Michael Reiss has left the following comment on the post "Informational Meeting On Proposed Carroll Gardens Homeless Shelter Set For October 24th":
"Wow is all I have to say. This community is hardly a community if there is not yet one comment to suggest how to integrate the less fortunate into Carroll Gardens. I have had friends go homeless and I worked as an advocate for the homeless while at a facility in Cobble Hill. In fact the facility in Cobble Hill, Baltic Street Mental Health, (at 250 Baltic St., between Court and Clinton) has been there many, many years and has functioned very well. The people there who come to seek housing are mostly unfortunate low-income people who have fallen on hard times, like anyone who isn't fortunate enough to come from a wealthy background or who has the means or the resources to buy property or rent some expensive pad. Or who were born orphans and never had a shot. Or their entire families have died and things didn't work out too well since then - no happy ending. I've seen the sadness of seeing some of my clients denied housing for petty, bureaucratic reasons and having to sleep on the subway or evade the criminality of the NYPD's harassment and having to evade the scorn of many New York residents who do so little to contribute to the homeless issue here in our midst. You complain and you whine and you piss and moan, as Lander does, and you blame it all on Bloomberg, but you don't get down to helping people, your other brothers and sisters in arms in this city, the homeless and the indigent.
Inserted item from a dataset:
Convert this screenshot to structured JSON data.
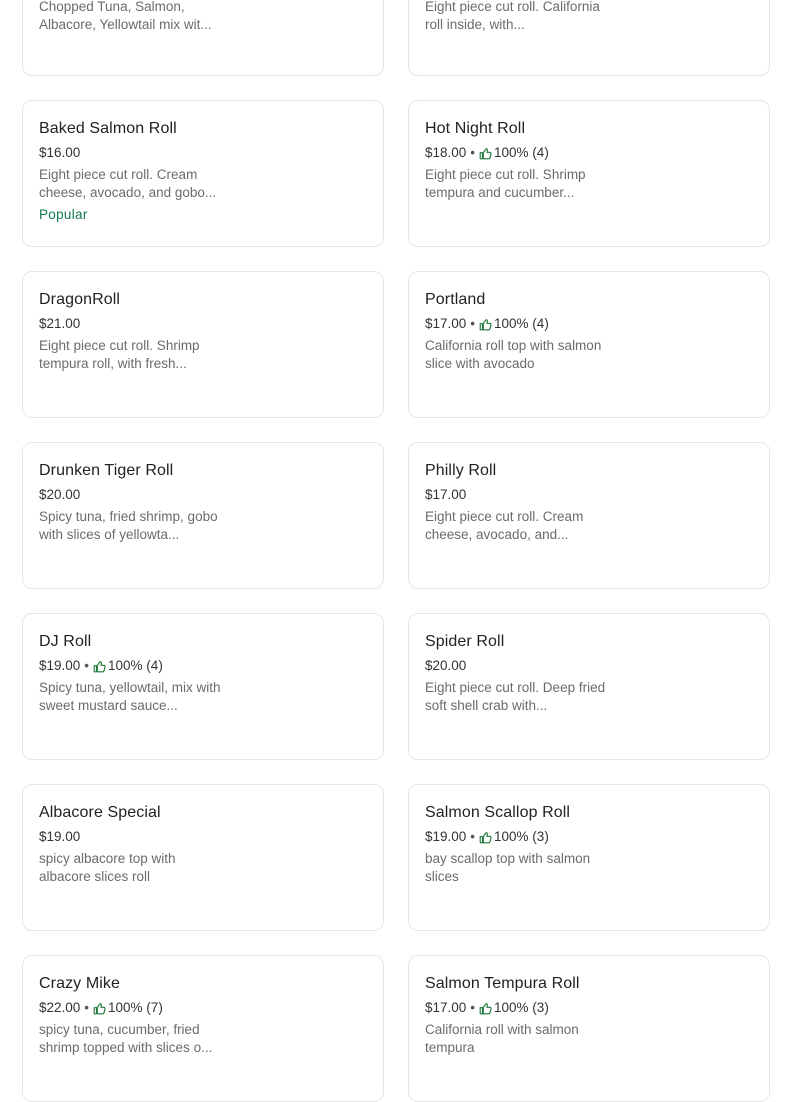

The reactions by all of you here show a distinct elitist and shallow, uneducated reaction to your less fortunate fellow New Yorkers. I absolutely think you all should show some empathy and find a way to welcome them to the neighborhood and make it better for everyone. Try to open your hearts, rather than closing them and turning your hearts into useless black lumps. You are all too concerned about yourselves and your perfect, flawless lives to realize that the world is the sum of all of its parts. It is not just thinking about your family's welfare and your own welfare - community implies caring about strangers and anyone who sets foot in our neighborhood, showing an interest because you care, not because you want to find out if they are going to jeopardize some fantasy that Carroll Gardens is or ever was some idyllic urban utopia. Show the compassion and heart that you like to think is in you, that you say is in you when you tell yourself that you're a "good person".
I'm sure that many of you will continue to try to brand the new shelter as a crack den and a magnet for the people you don't care to have around you, the less fortunate and people who have had no good breaks. You will continue to act in clannish and reactive ways, thinking you are preserving something sacred, rather than realizing that your selfish reaction is only making the community worse and more sour, more bitter, more intractably cruel and unyielding. I suppose you haven't noticed them on Court St. and Smith St. all these years. Or in Carroll Park and other parks. Or wandering around and panhandling in your midst, as you take refuge in another big meal or lavish entertainment. Or slipping further from having a life because you all are too concerned with your children's perfect upbringings in this beautiful neighborhood. The lack of charity is horrifying among all of my fellow residents here in Carroll Gardens - it is seeming to confirm the worst qualities coming to dominate situations that could be embraced as opportunities for soulfulness and creativity and miracles, rather than your fearful, divisive, protective tactics."